Monday, 6 September 2010
Poulenc - Dialogues des Carmélites
Staatsoper Hamburg, 2008
Nikolaus Lehnhoff, Andreas Morell, Simone Young, Anne Schwanewilms, Alexia Voulgaridou, Nikolai Schukoff, Wolfgang Schöne
Arthaus Musik
Nikolaus Lehnhoff, Andreas Morell, Simone Young, Anne Schwanewilms, Alexia Voulgaridou, Nikolai Schukoff, Wolfgang Schöne
Arthaus Musik
Francis Poulenc’s 1957 opera, for which he both composed the music and wrote the libretto (from a play by Georges Bernanos), has many distinct and individualistic qualities that set it apart, not least of which is the unique subject matter of the execution of Carmelite nuns by French Revolutionaries in 1794. The treatment however is just as fascinating, the subject of death ominously present not only through the novice nun Blanche’s pathological fear of death, through the suffering of ailing Mother Superior and the eventual martyrdom of the nuns, but also in the delicacy of the musical accompaniments that evoke an almost romantic relationship or fascination with the idea of death.
One other notable and unusual aspect of Dialogues des Carmélites is the dominance and importance of female voices, in recitative dialogue and in relation to one another. The opera really is a celebration of the female voice, ranging from soprano to mezzo-soprano and contralto, all used marvellously and, it has to be said, sung magnificently in this production. There are male roles in the opera and they are not insignificant, lending a welcome variety of colour and tone to the overpowering predominance of female singing that could otherwise become a little tiring at such length.
The staging of this Hamburg production is a masterpiece of the minimalist style, well suited to the dark subject matter and achieving incredible intensity and drama mainly from its use of light and shade and some subtle colouration. It’s perhaps a little too intense and austere when the opera is more lyrically varied in its score and libretto, but it’s true that the sense of death is omnipresent, the questions of faith and life discussed by the nuns all coloured by consideration of death. When combined with the remarkable singing, the power of the denouement is simply shattering. A truly unique opera experience.

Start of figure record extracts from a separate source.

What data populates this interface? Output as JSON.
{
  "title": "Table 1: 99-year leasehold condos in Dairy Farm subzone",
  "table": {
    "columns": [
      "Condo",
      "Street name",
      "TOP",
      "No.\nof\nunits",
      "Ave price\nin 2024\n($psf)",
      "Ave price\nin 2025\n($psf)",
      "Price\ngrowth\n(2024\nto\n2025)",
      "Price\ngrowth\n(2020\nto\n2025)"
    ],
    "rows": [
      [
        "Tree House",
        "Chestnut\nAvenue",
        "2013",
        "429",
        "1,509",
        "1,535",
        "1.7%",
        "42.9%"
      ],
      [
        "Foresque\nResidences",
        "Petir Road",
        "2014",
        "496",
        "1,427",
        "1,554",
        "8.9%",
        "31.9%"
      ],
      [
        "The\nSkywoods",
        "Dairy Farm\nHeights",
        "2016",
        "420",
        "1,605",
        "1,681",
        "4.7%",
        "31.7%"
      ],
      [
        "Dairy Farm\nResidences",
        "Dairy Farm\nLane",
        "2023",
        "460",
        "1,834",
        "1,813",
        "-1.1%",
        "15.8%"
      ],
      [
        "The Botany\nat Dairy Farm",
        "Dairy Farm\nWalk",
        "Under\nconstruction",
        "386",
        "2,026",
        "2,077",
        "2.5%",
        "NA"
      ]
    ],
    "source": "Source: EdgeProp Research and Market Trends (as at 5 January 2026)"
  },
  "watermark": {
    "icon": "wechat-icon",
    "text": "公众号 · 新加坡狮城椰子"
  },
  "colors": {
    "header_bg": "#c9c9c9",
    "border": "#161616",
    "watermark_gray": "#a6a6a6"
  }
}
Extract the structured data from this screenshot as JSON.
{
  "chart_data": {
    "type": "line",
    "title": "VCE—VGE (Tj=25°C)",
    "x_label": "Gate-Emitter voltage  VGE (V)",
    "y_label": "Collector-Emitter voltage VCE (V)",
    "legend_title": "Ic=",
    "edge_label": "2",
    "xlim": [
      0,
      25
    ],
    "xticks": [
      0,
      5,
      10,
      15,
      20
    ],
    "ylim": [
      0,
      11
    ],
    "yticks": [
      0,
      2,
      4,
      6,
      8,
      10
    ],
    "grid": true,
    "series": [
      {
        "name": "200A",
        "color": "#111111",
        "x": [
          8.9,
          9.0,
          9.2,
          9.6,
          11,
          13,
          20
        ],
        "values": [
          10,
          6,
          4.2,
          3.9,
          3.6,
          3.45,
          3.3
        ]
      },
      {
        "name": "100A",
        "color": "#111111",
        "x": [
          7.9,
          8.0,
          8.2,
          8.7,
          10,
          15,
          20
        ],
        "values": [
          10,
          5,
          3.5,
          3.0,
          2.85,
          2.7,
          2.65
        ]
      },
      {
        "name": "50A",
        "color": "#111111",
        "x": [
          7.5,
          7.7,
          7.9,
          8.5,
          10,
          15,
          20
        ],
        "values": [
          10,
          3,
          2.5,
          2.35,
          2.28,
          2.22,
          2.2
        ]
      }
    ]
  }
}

The Blu-ray quality is superb, certainly in terms of the audio - an exceptional DTS HD Master Audio 7.1 mix - although, as noted elsewhere, there are issues with the image. Rather than being a flaw with the recording or the transfer, the mosquito noise dots actually seem to be part of the staging, caused by a fine gauze screen at the front of the stage. This is often used in stage productions for light diffusion, but rarely throughout a whole opera. Although it seems a strange decision to film the opera with a screen in-between, it’s presumably part of the production design to soften the otherwise harsh direct lighting. The dots are not always noticeable - only when performers are filmed in close-up and when they are towards the front of the stage. There’s little here however that spoils the enjoyment of this beautifully staged and fascinating opera.